Why is everyone talking about the Solar Halo?

It was Election Day in many significant areas in the city of Kolkata. Some had already voted. They had even fulfilled the other (perhaps even more important than voting duty) important duty of posting their “Got Inked” selfies on Facebook. And then suddenly, a halo appeared over their heads.

The sun was encircled by a rainbow ring of light. Out came the phones and the cameras. Photos were clicked and posted with exclamations and catchy captions. Some even went further to google the phenomenon. And this is what they found:









A Solar halo (that’s what the scientists call it, apparently), is a sign of imminent rain!
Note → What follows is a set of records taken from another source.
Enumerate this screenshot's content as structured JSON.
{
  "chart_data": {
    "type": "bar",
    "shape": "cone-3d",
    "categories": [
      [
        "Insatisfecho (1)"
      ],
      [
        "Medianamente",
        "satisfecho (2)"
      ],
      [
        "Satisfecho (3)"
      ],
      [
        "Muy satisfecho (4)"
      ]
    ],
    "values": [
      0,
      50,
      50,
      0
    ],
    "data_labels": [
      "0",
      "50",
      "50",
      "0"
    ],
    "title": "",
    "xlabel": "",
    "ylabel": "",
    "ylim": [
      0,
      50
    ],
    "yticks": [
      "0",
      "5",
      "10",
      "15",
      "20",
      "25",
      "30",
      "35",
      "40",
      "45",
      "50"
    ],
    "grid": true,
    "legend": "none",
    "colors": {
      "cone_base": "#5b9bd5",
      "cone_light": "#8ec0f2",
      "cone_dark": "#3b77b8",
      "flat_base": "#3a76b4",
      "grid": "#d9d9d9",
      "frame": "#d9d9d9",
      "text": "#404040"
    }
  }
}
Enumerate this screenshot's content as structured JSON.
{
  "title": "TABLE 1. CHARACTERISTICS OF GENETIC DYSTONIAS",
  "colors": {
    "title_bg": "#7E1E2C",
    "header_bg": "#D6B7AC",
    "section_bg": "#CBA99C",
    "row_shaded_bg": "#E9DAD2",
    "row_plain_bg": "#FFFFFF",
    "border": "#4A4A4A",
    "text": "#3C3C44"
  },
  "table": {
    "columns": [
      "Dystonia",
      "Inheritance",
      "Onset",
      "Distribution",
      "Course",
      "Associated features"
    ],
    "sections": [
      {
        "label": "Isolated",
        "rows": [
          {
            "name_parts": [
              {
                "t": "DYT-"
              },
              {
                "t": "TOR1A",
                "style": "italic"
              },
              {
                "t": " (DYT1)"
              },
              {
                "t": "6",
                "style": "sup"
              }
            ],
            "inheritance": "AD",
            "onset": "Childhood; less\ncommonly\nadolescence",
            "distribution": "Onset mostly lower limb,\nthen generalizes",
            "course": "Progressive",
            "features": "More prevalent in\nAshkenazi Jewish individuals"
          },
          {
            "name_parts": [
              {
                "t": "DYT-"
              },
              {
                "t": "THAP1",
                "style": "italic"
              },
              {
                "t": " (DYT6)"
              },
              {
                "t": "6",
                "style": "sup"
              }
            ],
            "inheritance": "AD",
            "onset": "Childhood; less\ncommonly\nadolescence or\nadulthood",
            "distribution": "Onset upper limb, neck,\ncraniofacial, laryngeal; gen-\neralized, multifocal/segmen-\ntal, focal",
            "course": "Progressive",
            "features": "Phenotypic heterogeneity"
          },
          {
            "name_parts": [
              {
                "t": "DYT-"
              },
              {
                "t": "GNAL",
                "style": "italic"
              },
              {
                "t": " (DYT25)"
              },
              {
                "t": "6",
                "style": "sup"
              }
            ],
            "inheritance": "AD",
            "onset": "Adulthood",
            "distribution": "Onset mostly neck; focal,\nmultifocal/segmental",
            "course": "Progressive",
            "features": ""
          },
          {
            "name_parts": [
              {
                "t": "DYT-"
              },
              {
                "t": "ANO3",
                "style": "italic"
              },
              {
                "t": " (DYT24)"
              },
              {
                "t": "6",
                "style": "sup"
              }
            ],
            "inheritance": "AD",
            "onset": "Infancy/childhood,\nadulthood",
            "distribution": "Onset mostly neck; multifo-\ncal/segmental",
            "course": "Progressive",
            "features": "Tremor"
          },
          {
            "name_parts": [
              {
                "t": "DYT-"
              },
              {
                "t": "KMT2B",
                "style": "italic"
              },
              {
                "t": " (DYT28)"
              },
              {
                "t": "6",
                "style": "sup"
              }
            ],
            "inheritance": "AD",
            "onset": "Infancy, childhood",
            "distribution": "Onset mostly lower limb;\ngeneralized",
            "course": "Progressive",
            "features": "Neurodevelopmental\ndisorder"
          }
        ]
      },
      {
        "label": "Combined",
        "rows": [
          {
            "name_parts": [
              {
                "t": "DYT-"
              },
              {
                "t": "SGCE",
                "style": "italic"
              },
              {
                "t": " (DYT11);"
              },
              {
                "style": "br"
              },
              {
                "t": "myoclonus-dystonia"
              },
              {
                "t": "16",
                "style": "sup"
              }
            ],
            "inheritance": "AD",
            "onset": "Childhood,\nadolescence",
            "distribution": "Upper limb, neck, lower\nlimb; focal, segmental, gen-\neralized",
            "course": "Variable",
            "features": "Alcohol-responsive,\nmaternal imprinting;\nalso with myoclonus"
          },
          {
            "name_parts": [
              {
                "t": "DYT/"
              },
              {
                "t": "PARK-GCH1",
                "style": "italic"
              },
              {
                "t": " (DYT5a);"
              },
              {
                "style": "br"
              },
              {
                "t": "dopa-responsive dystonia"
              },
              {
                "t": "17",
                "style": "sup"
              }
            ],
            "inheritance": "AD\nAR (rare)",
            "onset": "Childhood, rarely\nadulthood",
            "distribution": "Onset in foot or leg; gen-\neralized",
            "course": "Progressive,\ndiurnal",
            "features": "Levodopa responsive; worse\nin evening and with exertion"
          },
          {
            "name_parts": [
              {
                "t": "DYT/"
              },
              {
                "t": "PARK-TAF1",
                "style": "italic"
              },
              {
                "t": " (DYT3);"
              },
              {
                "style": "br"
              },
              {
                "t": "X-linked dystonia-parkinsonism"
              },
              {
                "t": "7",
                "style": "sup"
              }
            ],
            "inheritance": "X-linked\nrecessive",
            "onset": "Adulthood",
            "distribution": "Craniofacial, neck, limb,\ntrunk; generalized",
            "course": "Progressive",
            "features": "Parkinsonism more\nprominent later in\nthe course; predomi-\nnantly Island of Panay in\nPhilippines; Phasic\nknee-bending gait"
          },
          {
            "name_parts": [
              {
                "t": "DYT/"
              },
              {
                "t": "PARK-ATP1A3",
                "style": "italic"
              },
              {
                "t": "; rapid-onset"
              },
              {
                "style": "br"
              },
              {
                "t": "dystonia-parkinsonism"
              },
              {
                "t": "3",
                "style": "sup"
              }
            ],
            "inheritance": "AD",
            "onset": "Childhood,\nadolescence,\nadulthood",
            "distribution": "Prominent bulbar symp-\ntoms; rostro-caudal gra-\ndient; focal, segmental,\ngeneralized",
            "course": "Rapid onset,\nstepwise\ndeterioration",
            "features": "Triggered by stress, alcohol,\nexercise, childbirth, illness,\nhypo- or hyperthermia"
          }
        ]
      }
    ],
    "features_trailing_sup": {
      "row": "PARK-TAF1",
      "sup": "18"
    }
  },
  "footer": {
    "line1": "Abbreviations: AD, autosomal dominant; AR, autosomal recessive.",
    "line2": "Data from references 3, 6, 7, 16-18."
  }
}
So the formation of that halo does indeed warrant celebration. No one remembers when the last rainfall was. Temperatures have been above normal in several areas of the state and the country. In fact, Bankura in West Bengal has recorded the highest temperature in the country- 45.1 degee centigrade.



Cirrus clouds (containing ice crystals), which float around 20,000 feet above our heads, lead to the formation of the halo around the sun. Due to the processes of reflection and refraction between the sunlight and the ice crystals, the halo forms. The cirrus clouds are said to form when rainfall is soon to come.



According to weather reports, West Bengal could receive rainfall in the next one or two days.

But we must also remember that extremities of all kinds of weather are signs of danger- floods in Assam have affected almost 100,000 people this month.